# Round 1 Muay Thai vs Jow Ga Kung Fu - Light sparring



## JowGaWolf (Jul 30, 2016)

This is a friendly match between my brother (Muay Thai) and Jow Ga instructors. My brother and I usually end up sparring when we are together and this time some of the Jow Ga students got a chance to test their Jow Ga Skills against Muay Thai.  

Even though this video is just light sparring, there is a lot that can be seen.  Both good and bad elements.  It was a good day for us and everyone learned something that day.  These 2 short clips will probably provide months worth of training exercise and application training.

Round 1 Muay Thai vs Jow Ga Kung Fu


----------



## drop bear (Jul 30, 2016)




----------



## JowGaWolf (Jul 30, 2016)

drop bear said:


>


That's a good technique. I think there were 2 of those in the sparring video.


----------



## drop bear (Jul 30, 2016)

JowGaWolf said:


> That's a good technique. I think there were 2 of those in the sparring video.



They were all the other way. Opening the next shot rather than shutting it down.


----------



## JowGaWolf (Jul 30, 2016)

drop bear said:


> They were all the other way. Opening the next shot rather than shutting it down.


That is correct.  For me it's the scooping hand that is the technique so I see it as the same technique just applied to the different side of the leg.  I'm not sure if you can tell in this picture but I'm doing the same technique.  Opposite hand scoops-redirects opposite kicking leg,  This will be in the Round 2 videos that I post.  If the follow up counter is considered a part of the scooping hand technique then I guess that would be viewed as one technique.


----------



## FriedRice (Mar 22, 2017)

drop bear said:


>



I hate this Muay Thai, parrying technique.


----------



## JR 137 (Mar 23, 2017)

JowGaWolf said:


> This is a friendly match between my brother (Muay Thai) and Jow Ga instructors.

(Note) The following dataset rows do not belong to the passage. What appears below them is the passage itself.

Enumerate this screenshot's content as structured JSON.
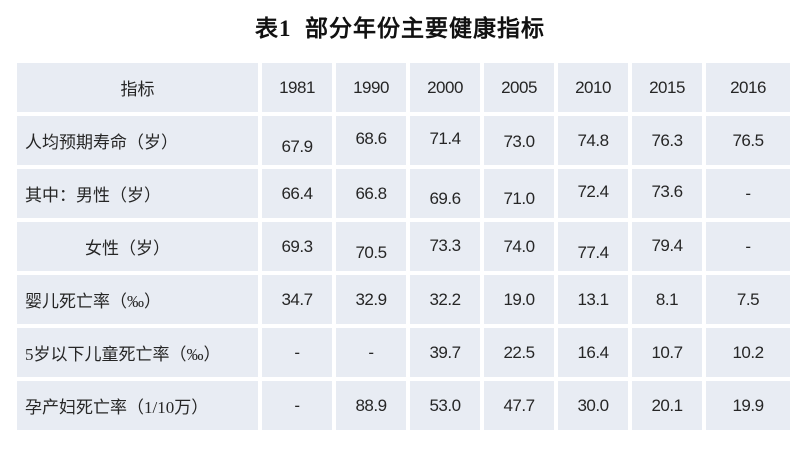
{
  "title": "表1  部分年份主要健康指标",
  "colors": {
    "cell_bg": "#e8ecf3",
    "gap": "#ffffff",
    "text": "#262626",
    "title_text": "#111111"
  },
  "table": {
    "columns": [
      "指标",
      "1981",
      "1990",
      "2000",
      "2005",
      "2010",
      "2015",
      "2016"
    ],
    "rows": [
      {
        "label": "人均预期寿命（岁）",
        "indent": false,
        "values": [
          "67.9",
          "68.6",
          "71.4",
          "73.0",
          "74.8",
          "76.3",
          "76.5"
        ],
        "dy": [
          6,
          -2,
          -2,
          1,
          0,
          0,
          0
        ]
      },
      {
        "label": "其中：男性（岁）",
        "indent": false,
        "values": [
          "66.4",
          "66.8",
          "69.6",
          "71.0",
          "72.4",
          "73.6",
          "-"
        ],
        "dy": [
          0,
          0,
          5,
          5,
          -2,
          -2,
          0
        ]
      },
      {
        "label": "女性（岁）",
        "indent": true,
        "values": [
          "69.3",
          "70.5",
          "73.3",
          "74.0",
          "77.4",
          "79.4",
          "-"
        ],
        "dy": [
          0,
          6,
          -1,
          0,
          6,
          -1,
          0
        ]
      },
      {
        "label": "婴儿死亡率（‰）",
        "indent": false,
        "values": [
          "34.7",
          "32.9",
          "32.2",
          "19.0",
          "13.1",
          "8.1",
          "7.5"
        ],
        "dy": [
          0,
          0,
          0,
          0,
          0,
          0,
          0
        ]
      },
      {
        "label": "5岁以下儿童死亡率（‰）",
        "indent": false,
        "values": [
          "-",
          "-",
          "39.7",
          "22.5",
          "16.4",
          "10.7",
          "10.2"
        ],
        "dy": [
          0,
          0,
          0,
          0,
          0,
          0,
          0
        ]
      },
      {
        "label": "孕产妇死亡率（1/10万）",
        "indent": false,
        "values": [
          "-",
          "88.9",
          "53.0",
          "47.7",
          "30.0",
          "20.1",
          "19.9"
        ],
        "dy": [
          0,
          0,
          0,
          0,
          0,
          0,
          0
        ]
      }
    ]
  },
  "chart_data": {
    "type": "table",
    "title": "表1 部分年份主要健康指标",
    "categories": [
      "1981",
      "1990",
      "2000",
      "2005",
      "2010",
      "2015",
      "2016"
    ],
    "series": [
      {
        "name": "人均预期寿命（岁）",
        "values": [
          67.9,
          68.6,
          71.4,
          73.0,
          74.8,
          76.3,
          76.5
        ]
      },
      {
        "name": "其中：男性（岁）",
        "values": [
          66.4,
          66.8,
          69.6,
          71.0,
          72.4,
          73.6,
          null
        ]
      },
      {
        "name": "女性（岁）",
        "values": [
          69.3,
          70.5,
          73.3,
          74.0,
          77.4,
          79.4,
          null
        ]
      },
      {
        "name": "婴儿死亡率（‰）",
        "values": [
          34.7,
          32.9,
          32.2,
          19.0,
          13.1,
          8.1,
          7.5
        ]
      },
      {
        "name": "5岁以下儿童死亡率（‰）",
        "values": [
          null,
          null,
          39.7,
          22.5,
          16.4,
          10.7,
          10.2
        ]
      },
      {
        "name": "孕产妇死亡率（1/10万）",
        "values": [
          null,
          88.9,
          53.0,
          47.7,
          30.0,
          20.1,
          19.9
        ]
      }
    ]
  }
}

My brother and I usually end up sparring when we are together and this time some of the Jow Ga students got a chance to test their Jow Ga Skills against Muay Thai.
> 
> Even though this video is just light sparring, there is a lot that can be seen.  Both good and bad elements.  It was a good day for us and everyone learned something that day.  These 2 short clips will probably provide months worth of training exercise and application training.
> 
> Round 1 Muay Thai vs Jow Ga Kung Fu



Finally, a striking video where I can easily tell which person is from which style, and not two people throwing haymakers and ridiculous looking kicks at each other.   And I thought that didn't exist lol.

On a side note, and please don't take it the wrong way, but why do you guys use that HUGE looping hook punch so much?  Every time I see it, all I can think is cover the sides of my head and dart in with a fast and hard cross.  Easier said than done however.


----------



## JowGaWolf (Mar 24, 2017)

JR 137 said:


> On a side note, and please don't take it the wrong way, but why do you guys use that HUGE looping hook punch so much?  Every time I see it, all I can think is cover the sides of my head and dart in with a fast and hard cross.  Easier said than done however.


Jow Ga Basic Punches are the big circular punches.  The big looping hook is a preference of the other instructor.  Jow Ga doesn't teach looping hooks.  Jow Ga hooks are more like boxing hooks.  The big circular punches are one example of long fist fighting.  They look like haymakers but they aren't and that's part of the deception.

This video shows the long punch better.


----------